Eduardo Milán’s shimmering obsessive play leaves his translator free to whistle for analogous effects in the target tongue. When we’re cooking I’m his Charlie McCarthy, and Milán tinkles out of me with unrestricted flow. Eduardo insists that my translations are better than his poems. “Lo que suena de locura en español suena de poesía en inglés.” In fact, no less an observer than the very important Mexican poet Pura López Colomé told me in conversation, “Eduardo Milán is the best poet writing in the Spanish language today.”

 

 

Eduardo Milán was born in Rivera, Uruguay, in 1952, was exiled for political reasons, and has lived in Mexico since 1979. He has published sixteen volumes of poetry.

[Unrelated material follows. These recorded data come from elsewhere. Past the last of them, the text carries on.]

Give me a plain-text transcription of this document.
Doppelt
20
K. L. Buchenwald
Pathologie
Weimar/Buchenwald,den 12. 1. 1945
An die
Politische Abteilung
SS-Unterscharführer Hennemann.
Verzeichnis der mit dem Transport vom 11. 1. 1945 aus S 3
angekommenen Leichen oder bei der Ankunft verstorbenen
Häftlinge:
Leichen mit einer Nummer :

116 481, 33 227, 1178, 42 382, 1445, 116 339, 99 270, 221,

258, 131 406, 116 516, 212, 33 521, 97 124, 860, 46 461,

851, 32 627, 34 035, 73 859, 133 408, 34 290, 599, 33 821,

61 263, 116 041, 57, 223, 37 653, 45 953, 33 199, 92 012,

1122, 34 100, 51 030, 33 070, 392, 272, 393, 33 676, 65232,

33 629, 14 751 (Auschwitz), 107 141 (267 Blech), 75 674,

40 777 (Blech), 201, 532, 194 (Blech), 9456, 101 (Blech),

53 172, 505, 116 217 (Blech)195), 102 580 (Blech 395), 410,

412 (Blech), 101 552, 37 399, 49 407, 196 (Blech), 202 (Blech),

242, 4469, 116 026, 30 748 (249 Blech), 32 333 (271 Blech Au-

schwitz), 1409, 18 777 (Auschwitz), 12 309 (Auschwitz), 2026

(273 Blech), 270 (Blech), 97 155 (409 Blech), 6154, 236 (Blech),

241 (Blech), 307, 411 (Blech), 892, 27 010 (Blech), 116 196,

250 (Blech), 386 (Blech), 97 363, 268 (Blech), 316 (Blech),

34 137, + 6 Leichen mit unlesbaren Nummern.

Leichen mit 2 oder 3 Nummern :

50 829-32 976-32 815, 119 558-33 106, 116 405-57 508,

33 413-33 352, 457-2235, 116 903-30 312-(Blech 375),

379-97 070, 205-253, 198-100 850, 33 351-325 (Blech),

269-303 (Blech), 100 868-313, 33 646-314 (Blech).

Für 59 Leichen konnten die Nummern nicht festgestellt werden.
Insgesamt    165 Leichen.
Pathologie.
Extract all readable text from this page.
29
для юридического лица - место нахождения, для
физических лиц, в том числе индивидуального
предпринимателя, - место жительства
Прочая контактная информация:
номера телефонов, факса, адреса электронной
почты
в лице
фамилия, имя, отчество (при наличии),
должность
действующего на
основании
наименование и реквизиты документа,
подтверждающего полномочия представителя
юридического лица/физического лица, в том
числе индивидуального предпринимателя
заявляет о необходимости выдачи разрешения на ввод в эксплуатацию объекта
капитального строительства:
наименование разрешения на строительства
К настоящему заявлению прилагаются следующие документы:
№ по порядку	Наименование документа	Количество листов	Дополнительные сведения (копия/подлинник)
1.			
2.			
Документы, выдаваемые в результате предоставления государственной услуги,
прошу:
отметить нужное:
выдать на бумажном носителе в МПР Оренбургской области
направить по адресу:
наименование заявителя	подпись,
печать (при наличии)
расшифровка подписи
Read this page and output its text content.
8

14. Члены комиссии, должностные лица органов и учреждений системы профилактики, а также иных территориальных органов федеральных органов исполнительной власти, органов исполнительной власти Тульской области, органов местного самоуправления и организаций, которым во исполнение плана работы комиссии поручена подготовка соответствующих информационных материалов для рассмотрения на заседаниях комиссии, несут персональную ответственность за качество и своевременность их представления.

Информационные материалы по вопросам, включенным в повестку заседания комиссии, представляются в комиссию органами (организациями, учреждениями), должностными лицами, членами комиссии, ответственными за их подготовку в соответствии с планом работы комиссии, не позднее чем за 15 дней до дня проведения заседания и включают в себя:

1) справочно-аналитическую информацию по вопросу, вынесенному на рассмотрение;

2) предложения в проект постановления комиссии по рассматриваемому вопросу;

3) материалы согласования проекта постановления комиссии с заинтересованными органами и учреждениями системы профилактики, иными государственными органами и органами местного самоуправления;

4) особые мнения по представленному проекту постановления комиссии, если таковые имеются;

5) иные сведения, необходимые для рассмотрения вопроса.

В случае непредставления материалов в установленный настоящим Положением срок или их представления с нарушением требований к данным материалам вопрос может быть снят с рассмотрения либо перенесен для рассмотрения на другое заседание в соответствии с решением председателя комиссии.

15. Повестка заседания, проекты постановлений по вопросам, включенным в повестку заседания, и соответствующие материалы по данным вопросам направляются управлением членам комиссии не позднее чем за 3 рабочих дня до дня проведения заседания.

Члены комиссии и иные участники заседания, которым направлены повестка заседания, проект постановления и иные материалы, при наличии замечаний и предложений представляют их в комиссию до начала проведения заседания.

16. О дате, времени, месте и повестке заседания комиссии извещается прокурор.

His Selected Poems is out from Shearsman (2012) and he is featured in Hotel Lautréamont: Contemporary Uruguayan Poetry, edited by Kent Johnson and Roberto Echevarren (2011). This selection is from his book La Vida Mantis (Mantis Life), published by Editorial Tucán de Virginia (Mexico City) in 1993.

John Oliver Simon’s poetry is published from Abraxas to Zyzzyva. He is also a distinguished translator of contemporary Latin American poetry, recipient of a NEA fellowship for his work with Chilean surrealist Gonzalo Rojas (1917-2011). He is River of Words’ 2013 Teacher of the Year and Artistic Director of Poetry Inside Out, a program of the Center for the Art of Translation. His next major book, Grandpa’s Syllables (White Violet Press), is out November 2014.